Tuesday, February 26, 2019

Seattle Opera: The (R)evolution of Steve Jobs

I saw The (R)evolution of Steven Jobs on Saturday night at the Seattle Opera.  It was bad.  Unfortunately, the main problem with it is the actual subject matter.  Steven Jobs’s life is simply not interesting enough to serve as good matter for an opera.  What did the man do?  He designed some nice products, had a tempestuous relationship with colleagues, was a total shit to his family, got cancer, died.  A worthy subject for biography?  Sure.  An important figure in American life?  No question.  But it's a life short on dramatic material.  And even the few sparks you could generate are either tedious (office politics) or banal (marital spats).  In addition, the box office failure of two biopics about Steve Jobs are evidence enough that the general public really doesn’t care about him, despite the fanboy adulation of him in some quarters.  There is much that is good in this production but, like matter being sucked into a black hole, it can’t escape the gravitational pull of the nullity at the center of it.  

John Moore and Emily Fons
(Photo Credit: Philip Newton)
With music by Mason Bates and a libretto by Mark Campbell, The (R)evolution of Steve Jobs is pure hagiography.  According to Bates’s comments in the program notes, Jobs was “a visionary of Jesus-like charisma.”  No.  Structured in seventeen scenes, with an additional Prologue and Epilogue, TRSJ jumps around in the life of its subject.  We get Jobs unveiling the iPhone in 2007, then Jobs taking a calligraphy class in 1974, then off to 1989 when he meets his future wife, then back to 1986 where he abuses his employees and is kicked out of his own company, etc.  Along the way he encounters the spirit of his deceased Buddhist mentor, Kōbun Chino Otogawa, who offers him platitudes about simplicity and the importance of being present in the moment.  Jobs, in turns out, was a devout Buddhist.  (Why is it that Westerners who adopt Buddhism are usually the biggest assholes of them all?)  None of this is particularly gripping.  Imagine if instead of Steve Jobs we were dealing with an opera about, say, Thomas Edison.  We would watch him invent the light bulb, and then the phonograph, and then something else; he’d abuse the people in his workshop; he’d fight with colleagues; then he would find peace with God.  Yawn.   

But, as I said, there are some very good things in TRSJ.  Bates music is a delight.  It surges and swirls, moving always, a beautiful combination of the traditional orchestra with electronic music as well.  Jobs sings about the restlessness of his mind and Bates brings that fully to life.  Nicole Paiement, in her Seattle Opera debut, conducted with passion and command.  The singing is uniformly good.  In the title role baritone John Moore almost never leaves the stage during the opera's intermission-free 95-minute running time.  His Jobs, so unlike the real one, is a winning and at times endearing figure.

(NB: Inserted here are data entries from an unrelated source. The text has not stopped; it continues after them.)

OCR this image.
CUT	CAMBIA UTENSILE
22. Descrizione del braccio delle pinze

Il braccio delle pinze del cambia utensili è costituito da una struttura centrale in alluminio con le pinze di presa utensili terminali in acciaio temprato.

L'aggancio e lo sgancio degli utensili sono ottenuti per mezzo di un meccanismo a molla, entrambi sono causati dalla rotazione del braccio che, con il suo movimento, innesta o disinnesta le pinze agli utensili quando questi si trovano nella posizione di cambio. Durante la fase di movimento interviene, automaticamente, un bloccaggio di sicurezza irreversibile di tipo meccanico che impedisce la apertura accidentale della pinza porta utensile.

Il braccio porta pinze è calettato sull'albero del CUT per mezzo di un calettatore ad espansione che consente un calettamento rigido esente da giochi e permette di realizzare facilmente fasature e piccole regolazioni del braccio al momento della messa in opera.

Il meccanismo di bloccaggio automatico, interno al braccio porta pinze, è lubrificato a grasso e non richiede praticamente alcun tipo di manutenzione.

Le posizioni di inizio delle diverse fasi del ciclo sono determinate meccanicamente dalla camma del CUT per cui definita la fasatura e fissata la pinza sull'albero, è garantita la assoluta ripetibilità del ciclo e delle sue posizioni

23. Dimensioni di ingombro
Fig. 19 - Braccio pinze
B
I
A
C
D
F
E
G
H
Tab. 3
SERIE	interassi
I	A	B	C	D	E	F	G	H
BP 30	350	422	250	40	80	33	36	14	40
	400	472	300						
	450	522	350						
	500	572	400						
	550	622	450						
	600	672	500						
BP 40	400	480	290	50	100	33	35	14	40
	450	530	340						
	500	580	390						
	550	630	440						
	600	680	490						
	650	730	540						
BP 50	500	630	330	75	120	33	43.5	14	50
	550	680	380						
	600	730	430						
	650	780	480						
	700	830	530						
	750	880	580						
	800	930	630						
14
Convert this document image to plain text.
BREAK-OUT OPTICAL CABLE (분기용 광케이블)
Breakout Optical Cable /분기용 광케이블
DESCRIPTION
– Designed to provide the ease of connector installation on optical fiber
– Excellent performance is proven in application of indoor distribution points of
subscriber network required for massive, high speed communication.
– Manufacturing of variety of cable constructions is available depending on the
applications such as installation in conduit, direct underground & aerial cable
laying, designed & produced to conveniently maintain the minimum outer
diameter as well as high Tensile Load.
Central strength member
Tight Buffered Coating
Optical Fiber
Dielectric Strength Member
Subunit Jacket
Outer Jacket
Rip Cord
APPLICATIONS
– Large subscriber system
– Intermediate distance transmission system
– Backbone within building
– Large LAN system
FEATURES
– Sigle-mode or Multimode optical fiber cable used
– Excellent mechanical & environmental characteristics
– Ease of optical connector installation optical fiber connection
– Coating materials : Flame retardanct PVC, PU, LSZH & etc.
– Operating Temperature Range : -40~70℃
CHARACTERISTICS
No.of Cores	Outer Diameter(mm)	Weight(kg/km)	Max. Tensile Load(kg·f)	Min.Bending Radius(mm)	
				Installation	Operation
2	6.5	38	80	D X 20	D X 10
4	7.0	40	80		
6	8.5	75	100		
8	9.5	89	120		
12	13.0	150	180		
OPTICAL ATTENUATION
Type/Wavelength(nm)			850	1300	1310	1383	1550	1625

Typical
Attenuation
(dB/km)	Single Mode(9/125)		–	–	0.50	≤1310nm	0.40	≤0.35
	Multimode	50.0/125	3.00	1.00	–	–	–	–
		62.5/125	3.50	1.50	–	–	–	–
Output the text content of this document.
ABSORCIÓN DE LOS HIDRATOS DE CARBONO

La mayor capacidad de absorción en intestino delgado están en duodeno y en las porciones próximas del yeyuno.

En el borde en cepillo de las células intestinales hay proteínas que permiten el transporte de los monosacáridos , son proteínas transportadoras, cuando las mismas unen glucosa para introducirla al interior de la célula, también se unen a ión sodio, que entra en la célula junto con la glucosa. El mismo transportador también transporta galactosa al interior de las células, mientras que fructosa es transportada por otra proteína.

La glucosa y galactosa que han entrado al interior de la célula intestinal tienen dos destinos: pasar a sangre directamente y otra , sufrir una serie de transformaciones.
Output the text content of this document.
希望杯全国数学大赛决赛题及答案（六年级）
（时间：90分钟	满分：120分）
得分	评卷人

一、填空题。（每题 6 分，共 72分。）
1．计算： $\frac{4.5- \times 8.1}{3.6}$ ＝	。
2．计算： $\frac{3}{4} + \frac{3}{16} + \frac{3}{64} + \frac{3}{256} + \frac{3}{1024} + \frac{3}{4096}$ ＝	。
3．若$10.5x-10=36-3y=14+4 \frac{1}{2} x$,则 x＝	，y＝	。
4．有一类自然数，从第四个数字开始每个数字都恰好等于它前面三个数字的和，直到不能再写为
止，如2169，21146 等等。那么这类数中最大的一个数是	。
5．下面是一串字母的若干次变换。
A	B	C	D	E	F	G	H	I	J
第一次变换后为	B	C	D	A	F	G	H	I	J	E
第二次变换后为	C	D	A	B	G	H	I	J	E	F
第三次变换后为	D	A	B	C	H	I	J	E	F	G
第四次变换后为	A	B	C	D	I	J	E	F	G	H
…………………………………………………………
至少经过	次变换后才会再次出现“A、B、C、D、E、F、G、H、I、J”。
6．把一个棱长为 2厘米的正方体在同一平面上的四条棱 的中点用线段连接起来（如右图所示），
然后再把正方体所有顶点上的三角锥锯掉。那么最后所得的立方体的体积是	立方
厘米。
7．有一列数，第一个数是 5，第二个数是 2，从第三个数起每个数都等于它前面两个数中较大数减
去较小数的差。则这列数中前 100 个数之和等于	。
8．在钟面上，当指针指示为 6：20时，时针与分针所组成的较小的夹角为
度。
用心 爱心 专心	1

The aria in which Jobs imagines the computer as "something we play" was a show-stopper.  There was good singing from Adam Lau as Kōbun and Madison Leonard as Jobs much abused girlfriend Chrisann.  Emily Fons played Jobs's wife Laurene with great sympathy and tenderness.  Because this is an electronic score, the singers need to have their voices amplified.  While purist may amplify their voices in objection, this allows the singers to lower their volume and hence increase their emotional range.  Large and hyperactive, Garrett Sorenson as Jobs's colleague Steve Wozniak was fetching.  The scene in which a young Jobs and Woz stick it to the phone company by inventing a device that allows them to make free phone calls is one of the best scenes in the opera. When Woz later denounces Jobs, Sorenson brings to it all the rage and bitterness of Alberich cursing the ring from Wagner's Das Rheingold.  And that's appropriate because the spirit of Wagner, or Wagnerism at any rate, hovers about Bates's score.
John Moore and Garrett Sorenson (Photo credit: Philip Newton)
But the most impressive performances in the show were by set designer Vita Tzykun, lighting designer Japhy Weideman, and video designers 59 Productions and Benjamin Pearcy. TRSJ is an audio-visual feast.  Six large panels move about the stage, setting up scenes and projecting images.  Sometimes they show tranquil images of mountains at sunrise, at other moments images of circuitry, sometimes the circular ēnso figure from Japanese calligraphy which so enchanted Jobs.  Surrounding the stage are bars of light. These, too, are used to great effect.  When Jobs is fired from Apple the bars of light begin to flicker wildly and the images on the panel go out of focus and seem to break up; the trauma is conveyed to us strictly using Bates's music and audio-visuals. And finally, director Kevin Newbury is to be commended for bringing together all the moving parts in this production so smoothly and effectively.  The (R)evolution of Steve Jobs will play at the Seattle Opera until March 9th.